En principio ambas notas podrían ser interpretadas como dos alternativas antagónicas de visualizar la realidad y las prioridades regionales, si la miramos desde una mirada exclusivamente sectorial, cuando en realidad ambas cuestiones son dos caras de una misma moneda que no es otra que el desarrollo sustentable.

En primer lugar hay que aclarar que la supervivencia del yaguareté no está limitada por los desmontes, sino por el conflicto histórico de los ganaderos con el tigre, conflicto obvio y entendible, porque este animal persigue y mata sus rebaños. Cuando los hermanos Leach, fundadores del recientemente siniestrado Ingenio La Esperanza en Jujuy, navegaron el Bermejo en 1893 durante 20 días buscando una salida a su producción azucarera, divisaron sobre la costa una casi treintena de tigres pescando en las márgenes, en solitario o en pequeños grupos familiares.

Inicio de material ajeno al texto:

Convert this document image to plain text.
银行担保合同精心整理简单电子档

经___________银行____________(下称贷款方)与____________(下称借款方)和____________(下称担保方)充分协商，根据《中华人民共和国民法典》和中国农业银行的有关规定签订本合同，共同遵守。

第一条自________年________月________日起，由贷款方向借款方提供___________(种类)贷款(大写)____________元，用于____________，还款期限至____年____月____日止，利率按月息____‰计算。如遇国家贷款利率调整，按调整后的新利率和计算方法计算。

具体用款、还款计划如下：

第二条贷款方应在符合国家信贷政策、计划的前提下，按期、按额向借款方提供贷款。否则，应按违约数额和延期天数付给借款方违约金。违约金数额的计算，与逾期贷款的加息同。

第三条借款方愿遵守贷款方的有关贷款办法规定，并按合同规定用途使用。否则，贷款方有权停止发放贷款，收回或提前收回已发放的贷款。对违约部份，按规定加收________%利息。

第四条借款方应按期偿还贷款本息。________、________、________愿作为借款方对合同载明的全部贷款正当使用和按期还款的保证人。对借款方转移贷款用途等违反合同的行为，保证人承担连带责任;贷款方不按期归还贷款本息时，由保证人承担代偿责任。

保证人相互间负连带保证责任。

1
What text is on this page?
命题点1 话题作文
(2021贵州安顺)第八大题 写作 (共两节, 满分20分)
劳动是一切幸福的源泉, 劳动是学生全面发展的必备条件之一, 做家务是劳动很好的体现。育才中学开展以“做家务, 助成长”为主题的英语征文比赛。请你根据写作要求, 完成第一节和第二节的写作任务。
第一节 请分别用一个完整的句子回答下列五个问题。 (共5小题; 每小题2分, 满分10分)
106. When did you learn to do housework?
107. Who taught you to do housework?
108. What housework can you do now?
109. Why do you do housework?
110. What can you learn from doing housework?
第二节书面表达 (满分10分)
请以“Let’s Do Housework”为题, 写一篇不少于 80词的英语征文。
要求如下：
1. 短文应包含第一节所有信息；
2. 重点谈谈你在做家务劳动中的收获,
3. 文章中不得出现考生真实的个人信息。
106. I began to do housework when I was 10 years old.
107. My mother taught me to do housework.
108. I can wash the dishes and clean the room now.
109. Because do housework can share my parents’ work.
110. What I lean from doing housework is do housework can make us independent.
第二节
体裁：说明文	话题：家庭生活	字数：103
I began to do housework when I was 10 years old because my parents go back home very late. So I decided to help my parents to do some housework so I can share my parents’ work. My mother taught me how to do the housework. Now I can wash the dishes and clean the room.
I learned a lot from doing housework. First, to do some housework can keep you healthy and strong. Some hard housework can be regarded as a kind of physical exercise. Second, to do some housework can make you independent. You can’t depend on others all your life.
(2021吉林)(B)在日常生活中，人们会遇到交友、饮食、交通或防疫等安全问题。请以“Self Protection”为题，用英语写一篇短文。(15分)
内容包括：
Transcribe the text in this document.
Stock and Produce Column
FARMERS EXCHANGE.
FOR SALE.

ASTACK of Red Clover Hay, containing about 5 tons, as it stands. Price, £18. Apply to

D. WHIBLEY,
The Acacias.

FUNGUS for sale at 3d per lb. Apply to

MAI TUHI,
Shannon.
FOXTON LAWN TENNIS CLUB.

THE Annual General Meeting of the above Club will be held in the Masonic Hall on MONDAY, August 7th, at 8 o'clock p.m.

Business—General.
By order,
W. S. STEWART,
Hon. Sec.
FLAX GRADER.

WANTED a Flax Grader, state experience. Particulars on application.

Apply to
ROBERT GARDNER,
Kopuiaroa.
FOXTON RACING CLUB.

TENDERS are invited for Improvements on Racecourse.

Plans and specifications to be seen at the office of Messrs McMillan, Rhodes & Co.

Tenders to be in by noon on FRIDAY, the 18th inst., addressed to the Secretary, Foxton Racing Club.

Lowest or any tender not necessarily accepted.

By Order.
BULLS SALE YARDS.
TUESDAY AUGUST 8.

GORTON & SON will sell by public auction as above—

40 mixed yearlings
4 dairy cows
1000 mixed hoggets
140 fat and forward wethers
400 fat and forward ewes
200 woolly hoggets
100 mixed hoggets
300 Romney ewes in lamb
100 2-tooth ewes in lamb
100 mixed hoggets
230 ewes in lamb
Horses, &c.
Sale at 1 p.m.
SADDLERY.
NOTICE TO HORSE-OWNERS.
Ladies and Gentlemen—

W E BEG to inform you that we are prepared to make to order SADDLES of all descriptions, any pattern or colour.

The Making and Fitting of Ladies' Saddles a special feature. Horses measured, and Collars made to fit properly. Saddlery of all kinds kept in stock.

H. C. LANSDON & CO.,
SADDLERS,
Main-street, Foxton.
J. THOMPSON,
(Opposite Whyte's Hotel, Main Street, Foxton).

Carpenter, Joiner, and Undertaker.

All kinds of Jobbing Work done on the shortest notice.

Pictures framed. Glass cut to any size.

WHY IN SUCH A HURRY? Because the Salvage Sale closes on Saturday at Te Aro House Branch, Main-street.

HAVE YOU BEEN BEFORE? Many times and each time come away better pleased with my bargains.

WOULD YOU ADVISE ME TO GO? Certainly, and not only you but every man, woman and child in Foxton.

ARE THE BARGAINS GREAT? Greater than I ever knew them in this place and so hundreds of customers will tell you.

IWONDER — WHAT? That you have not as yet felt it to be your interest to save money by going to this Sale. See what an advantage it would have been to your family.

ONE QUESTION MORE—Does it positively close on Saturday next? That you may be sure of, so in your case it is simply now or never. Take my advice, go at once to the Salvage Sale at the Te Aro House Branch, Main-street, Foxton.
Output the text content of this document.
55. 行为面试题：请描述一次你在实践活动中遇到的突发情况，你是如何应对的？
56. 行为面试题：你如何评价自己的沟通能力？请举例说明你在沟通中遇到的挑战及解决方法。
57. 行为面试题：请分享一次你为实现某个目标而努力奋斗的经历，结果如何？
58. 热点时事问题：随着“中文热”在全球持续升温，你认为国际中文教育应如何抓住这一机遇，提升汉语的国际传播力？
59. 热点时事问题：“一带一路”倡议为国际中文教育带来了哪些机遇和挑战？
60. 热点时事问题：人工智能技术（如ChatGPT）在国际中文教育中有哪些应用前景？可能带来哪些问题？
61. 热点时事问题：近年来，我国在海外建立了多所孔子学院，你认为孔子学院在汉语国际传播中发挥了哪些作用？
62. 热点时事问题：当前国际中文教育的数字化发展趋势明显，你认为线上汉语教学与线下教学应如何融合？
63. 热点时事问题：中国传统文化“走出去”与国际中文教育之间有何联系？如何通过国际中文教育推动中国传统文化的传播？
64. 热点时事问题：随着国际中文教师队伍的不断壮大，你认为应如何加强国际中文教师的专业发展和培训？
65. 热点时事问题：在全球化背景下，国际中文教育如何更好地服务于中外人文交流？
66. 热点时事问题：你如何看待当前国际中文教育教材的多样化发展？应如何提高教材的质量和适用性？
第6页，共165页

Hoy sería una hazaña el ver alguno. Pero justamente abundan en las Yungas (unos 200 de los 250 mencionados en la nota) donde la intensificación agroindustrial generó una importante concentración humana en el pedemonte dejando amplios espacios silvestres en las montañas donde reina el yaguareté. Esto es así porque no hay actividades humanas permanentes en gran parte de este amplio territorio de más de un millón de hectáreas de selvas subtropicales. Estas montañas, si bien están habitadas y su ganado representa conflictos permanentes con el tigre, su baja densidad y amplio territorio permiten su coexistencia. Recuerdo lo indignado que estaba un habitante ancestral de estas montañas al ver al yaguareté en el billete de $500. Para él era como si se nos hubiera ocurrido ­colocar al "petiso orejudo" u otro asesino serial en nuestros billetes!

En cuanto a la intensificación ganadera, como bien se menciona en las notas previas, existen más de 5 millones de hectáreas en "amarillo" (en la jerga de la Ley de Bosques) que sin duda pueden dedicarse a la intensificación productiva, no sólo por parte de los grandes productores sino también para los medianos y pequeños ganaderos. Ello requiere la búsqueda de nuevas formas de producir manteniendo los bienes y servicios ambientales y ello se puede lograr con nuevas ideas, con innovación tecnológica, pero fundamentalmente con diálogo intersectorial, con una plataforma que reúna a quienes piensan distinto, pero que tienen al chaco como un ambiente relevante para el futuro de la región. La buena noticia es que hay espacio para todo, para producir, para conservar y para resolver los múltiples problemas de titularidad del territorio. La construcción de un triángulo cuyos lados tengan la misma magnitud, productiva, ambiental y social, que es la base del desarrollo sustentable. Salta puede hacerlo y puede ser un ejemplo de ello, puede lograr que la intensificación ganadera del gran chaco signifique también conservación de la naturaleza y progreso social, para que entre otras cosas los mercados del mundo, deseosos de productos con compromisos ambientales y sociales, sigan abiertos para los salteños y demás provincias del Gran Chaco argentino.